Rise of the platform era: The next chapter in construction technology
It’s been a decade since construction players began embracing digital solutions. In the early- to mid-2010s, thousands of new market entrants offered point solutions that served existing use cases or, in some instances, created new ones. The first widely adopted construction point solutions addressed basic needs; for example, improving design capabilities or digitizing paper-based information. By the second half of the decade, industry players spurred by end-customer feedback about their difficulty integrating point solutions began expanding their product portfolios to create suites of integrated solutions.
While the construction technology industry is still filled with players offering point solutions or limited suites, our latest annual effort to map and understand the construction technology landscape reveals that the industry is moving toward platforms and predicts that a combination of multiple platforms will coexist in the space. As the global COVID-19 pandemic forces many construction players to digitize and use technology to ensure the safety of their workers and boost productivity, this dynamic will likely only continue to accelerate. There are significant opportunities to create value for both strategic and financial investors that are evaluating consolidation plays.
The continuing pandemic has also had an impact on the construction technology industry. As thousands of health professionals heroically battle the COVID-19 virus, construction industry leaders are also charting a path toward keeping their employees, contractors, and end users safe. Indeed, the bulk of short- and long-term pandemic-driven construction industry issues will be solved with technology.
Top construction companies were already investing heavily in technology prepandemic. By necessity, contractors, architects, engineers, and suppliers have quickly shifted to working and collaborating digitally from video-call site meetings to filling digital orders. While there has already been a rapid increase in collaboration technology uptake, the pandemic has also triggered a painful shakeout. Many contractors are seeing shrinking backlogs and more competitive bidding environments, which have analogously impacted the construction tech industry. Construction tech players have been forced to lay off employees and cut costs to manage cash flow. Continued uncertainty on recovery timelines and the risk of virus resurgence could drive an additional wave of bankruptcies among smaller players, further accelerating the trend toward industry consolidation.
Taking the good with the bad, we expect that the continuing COVID-19 pandemic will drive a net acceleration in the use of technology and the construction industry will continue its transformation from a highly complex, fragmented, and project-based industry to a more standardized, consolidated, and integrated one.
Construction tech in the platform era
In 2018, we first assembled multiple data sets and employed advanced analytics to map the global construction technology industry ecosystem. We recently refreshed our analysis and found that the largest clusters of use cases include 3-D printing, modularization, and robotics; digital-twin technology; artificial intelligence (AI) and analytics; and supply-chain optimization and marketplaces.
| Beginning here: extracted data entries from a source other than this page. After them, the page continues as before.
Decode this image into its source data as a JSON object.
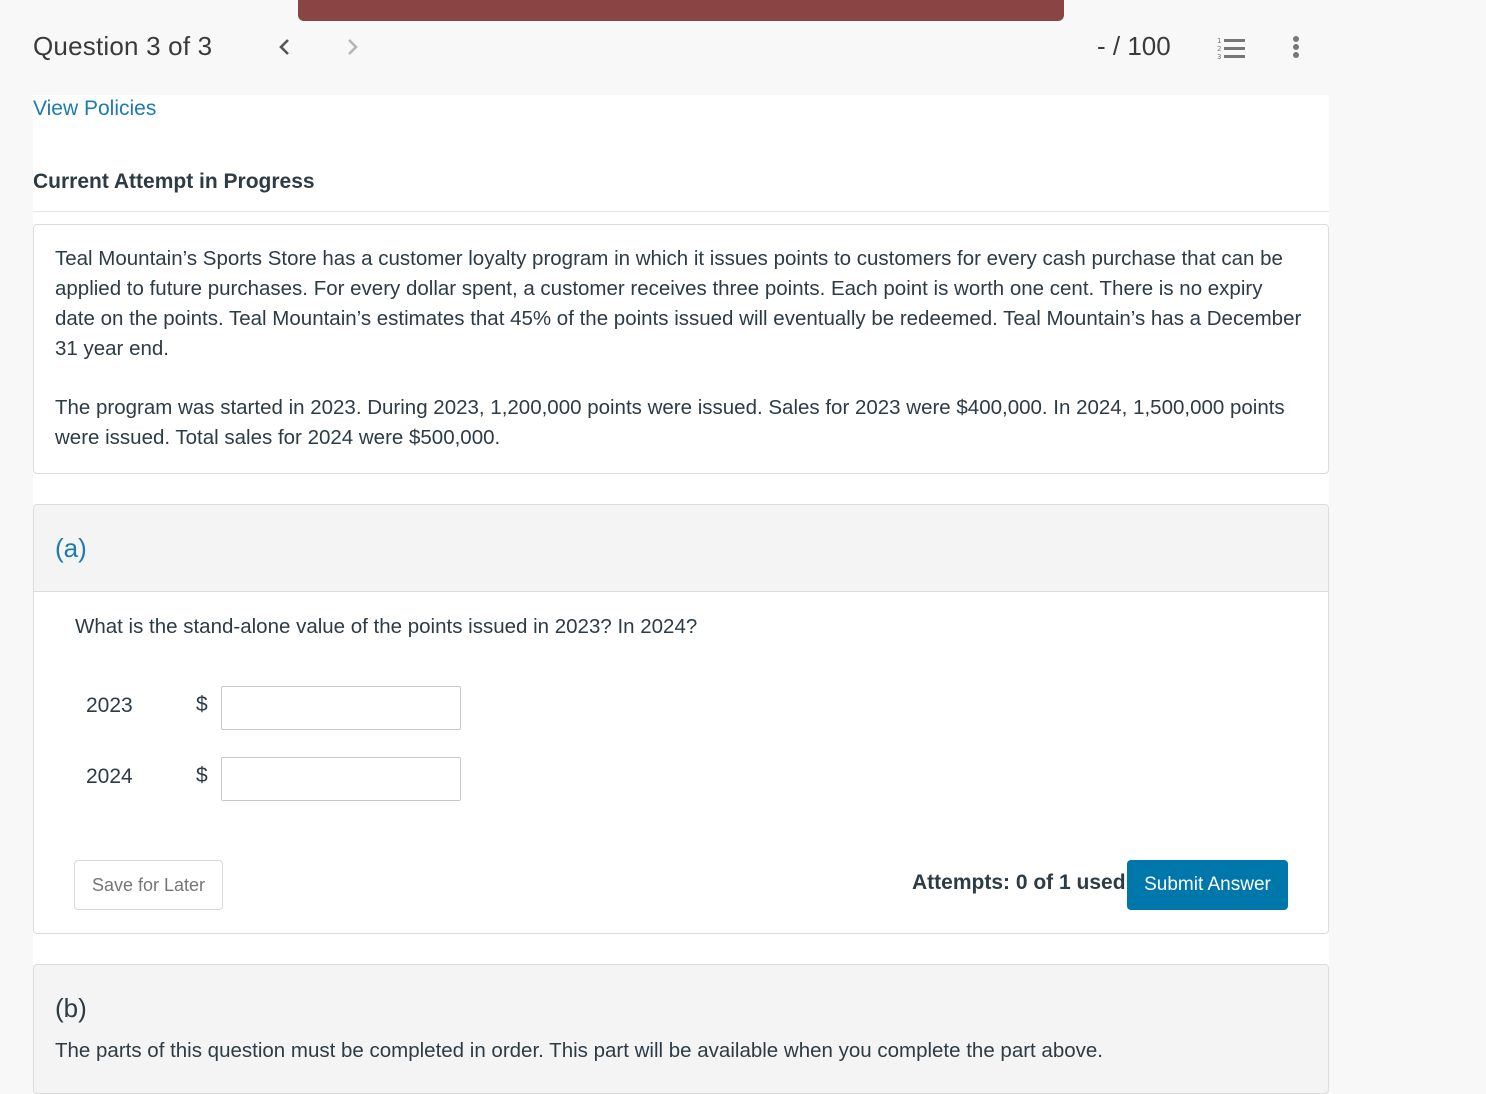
{
  "header": {
    "question_label": "Question 3 of 3",
    "score": "- / 100",
    "icons": {
      "prev": "chevron-left-icon",
      "next": "chevron-right-icon",
      "list": "numbered-list-icon",
      "more": "more-vertical-icon"
    },
    "banner_color": "#8b4444"
  },
  "main": {
    "view_policies": "View Policies",
    "attempt_title": "Current Attempt in Progress",
    "problem_paragraphs": [
      "Teal Mountain’s Sports Store has a customer loyalty program in which it issues points to customers for every cash purchase that can be applied to future purchases. For every dollar spent, a customer receives three points. Each point is worth one cent. There is no expiry date on the points. Teal Mountain’s estimates that 45% of the points issued will eventually be redeemed. Teal Mountain’s has a December 31 year end.",
      "The program was started in 2023. During 2023, 1,200,000 points were issued. Sales for 2023 were $400,000. In 2024, 1,500,000 points were issued. Total sales for 2024 were $500,000."
    ],
    "part_a": {
      "label": "(a)",
      "question": "What is the stand-alone value of the points issued in 2023? In 2024?",
      "rows": [
        {
          "year": "2023",
          "currency": "$",
          "value": ""
        },
        {
          "year": "2024",
          "currency": "$",
          "value": ""
        }
      ],
      "save_label": "Save for Later",
      "attempts": "Attempts: 0 of 1 used",
      "submit_label": "Submit Answer",
      "accent_color": "#0077aa"
    },
    "part_b": {
      "label": "(b)",
      "note": "The parts of this question must be completed in order. This part will be available when you complete the part above."
    }
  }
}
These investment trends, coupled with end users’ frustration with integrating the proverbial sea of point solutions, have driven a clear shift toward the development and launch of integrated platforms rather than point solutions. We define platforms as technologies that enable visibility into management of business or operations processes through native capabilities and seamless integration with other technologies to aggregate data and process control in a single place. Currently, 20 percent of companies offer solution suites addressing more than five use cases, compared with just 13 percent in 2017.
Platforms are attractive because of their ability to increase customer stickiness compared with point solutions. The more features and interfaces with other tools offered, the higher the likelihood the platform will become critical to day-to-day operations for customers’ businesses, increasing switching costs and boosting profitability through both reduced churn and increased pricing leverage. From an industry perspective, the growth in platforms implies that large companies will need to continue to scale to remain competitive, while smaller companies offering point solutions will need to simultaneously consider their integration with the broader ecosystem in addition to the core value proposition of their technology. Failure to account for these trends could adversely affect revenue growth and, more broadly, competitive positioning in the market.
There is compelling economic logic for platforms, and we see many other industries moving in this direction. This does not, however, signal the end of point solutions. Even among platform competitors, there remains space for multiple winners in the broader construction technology market. Most of the existing platforms have grown from a core foothold in a given customer segment such as general contractors and architects, or a project phase such as construction execution or design and engineering. As winners emerge in each of these focus areas, other competitors looking for growth will either need to cross segments and compete against a different incumbent platform on that incumbent’s “home turf” or create the capability to easily integrate across multiple platforms. Given that the most successful incumbent platforms are owned by some of the industry’s largest and most well-capitalized technology firms, we believe the most likely outcome will be the continued growth of multiple, interconnected platforms in the future.
Construction technology is still a heavily fragmented, point-solutions-driven market with ample opportunity for integration plays that create either new platforms or attractive component acquisition targets for growing incumbent platforms. This fragmentation is more evident when analyzing construction tech offerings across the project life cycle. The construction and commissioning phase continues to be the most active, with twice the investment activity and more active players than other phases. Preconstruction and “overarching technologies,” which include advanced technological applications such as AI, robotics, and advanced visualization, were the next largest.